Алексей подумал, хорошо бы встретить эту девушку. А впрочем, вряд ли он ее узнает. И она его тоже.

Миша от скуки лениво пробежал газету. Она была старая. Читать газеты на гауптвахте разрешалось. В ней сообщалось, что закончен сев яровых, что в Литве сформировано новое правительство во главе с Палецкисом, а в английской палате общин выступил Черчилль. Из раздела объявлений Миша узнал, что в кинотеатрах идут фильмы «Небеса», «Запоздалый жених», «Линия Маннергейма», а на ВДНХ выступает Кио. Как все это сейчас было далеко! Полог палатки был поднят, и прямо перед ним в закатных сумерках четко пропечатывался силуэт Кронштадта.

Это был третий Мишин арест. Первый раз он попал на гауптвахту вскоре после прибытия в Лисий Нос. Его назначили дневальным по камбузу. У Миши была твердая уверенность, что во время ночного дежурства в пустом камбузе главная задача — хорошо выспаться.
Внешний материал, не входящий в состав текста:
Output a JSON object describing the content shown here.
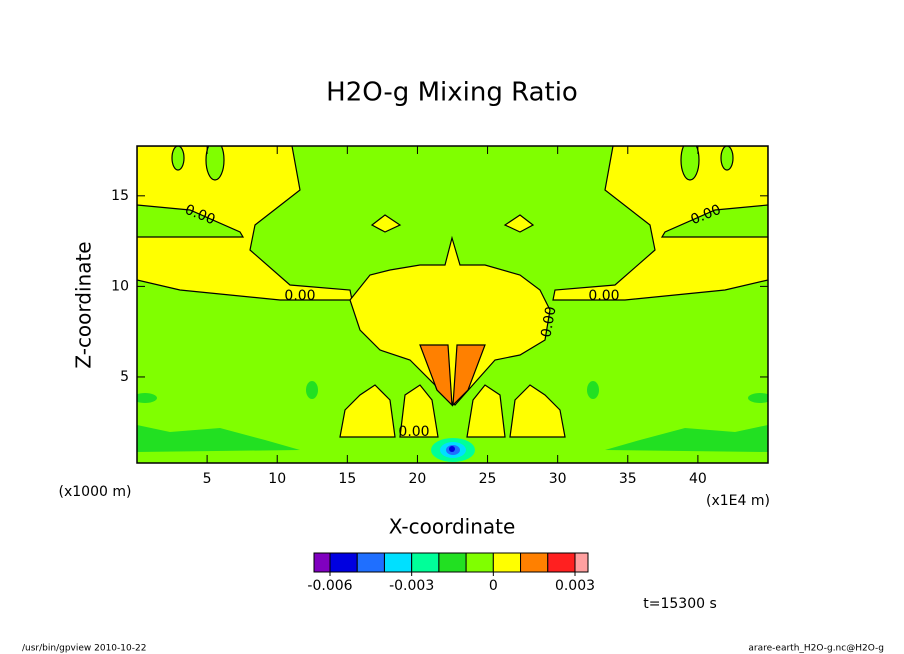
{
  "chart_data": {
    "type": "contour",
    "title": "H2O-g Mixing Ratio",
    "x_label": "X-coordinate",
    "y_label": "Z-coordinate",
    "x_unit": "(x1E4 m)",
    "y_unit": "(x1000 m)",
    "xlim": [
      0,
      45
    ],
    "ylim": [
      0.25,
      17.75
    ],
    "xticks": [
      5,
      10,
      15,
      20,
      25,
      30,
      35,
      40
    ],
    "yticks": [
      5,
      10,
      15
    ],
    "contour_labels": [
      "0.00",
      "0.00",
      "0.00",
      "0.00",
      "0.00",
      "0.00"
    ],
    "colorbar": {
      "levels": [
        -0.006,
        -0.005,
        -0.004,
        -0.003,
        -0.002,
        -0.001,
        0,
        0.001,
        0.002,
        0.003
      ],
      "colors": [
        "#8000c0",
        "#0000e0",
        "#1f6fff",
        "#00e0ff",
        "#00ff99",
        "#22e022",
        "#80ff00",
        "#ffff00",
        "#ff8000",
        "#ff2020",
        "#ffa0a0"
      ],
      "ticks": [
        -0.006,
        -0.003,
        0,
        0.003
      ]
    },
    "time_label": "t=15300 s",
    "footer_left": "/usr/bin/gpview  2010-10-22",
    "footer_right": "arare-earth_H2O-g.nc@H2O-g"
  }
}
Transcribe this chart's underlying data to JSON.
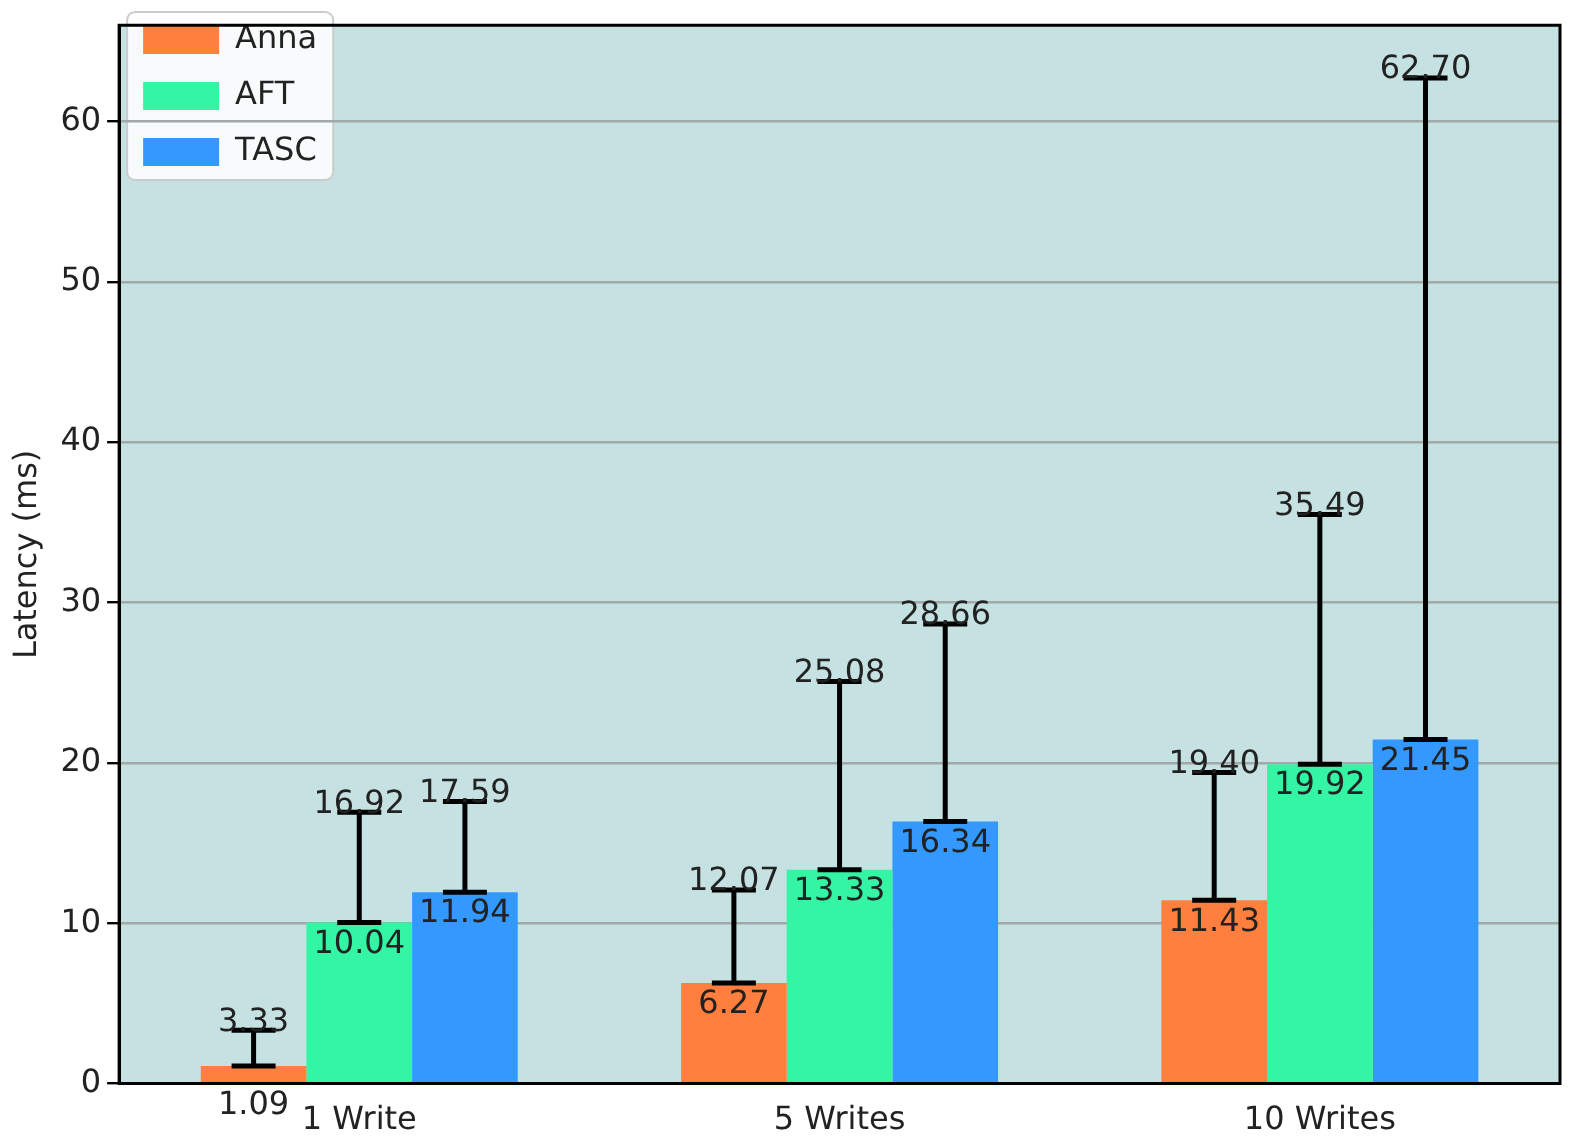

Он не успел увидеть и первого сна, как его разбудил полковник Дмитриев. Потом он получил трое суток за опоздание по тревоге. И вот третий арест.

Дневальный принес и поставил перед Мишей ужин — гуляш с гречневой кашей и компот. Миша брезгливо отодвинул еду. С детских лет он терпеть не мог томатной подливки. И вообще есть ему совершенно не хотелось. Было невыразимо обидно, что так глупо и несправедливо он попал на гауптвахту. Три дня назад во время тревоги Миша потерял галстук-слюнявку. За всякие утраты и потери с виновных строго взыскивали. Поэтому о потере Миша решил промолчать и попросил тетю Женю ударными темпами сшить новый галстук. Он даже приготовил выкройку из газеты. Но чертов Акопян нашел галстук. На вечерней поверке он спросил:

— Кто потэрял прэдмэт обмундирования? Никто нэ тэрял? Так, может, ищейку позвать?

Он приказал всей роте построиться с галстуками в руках и без труда обнаружил виновного.

— За признание, товарищ Зайцев, я бы простил вас, — сказал Акопян перед строем. — А за обман командира и трусость объявляю трое суток.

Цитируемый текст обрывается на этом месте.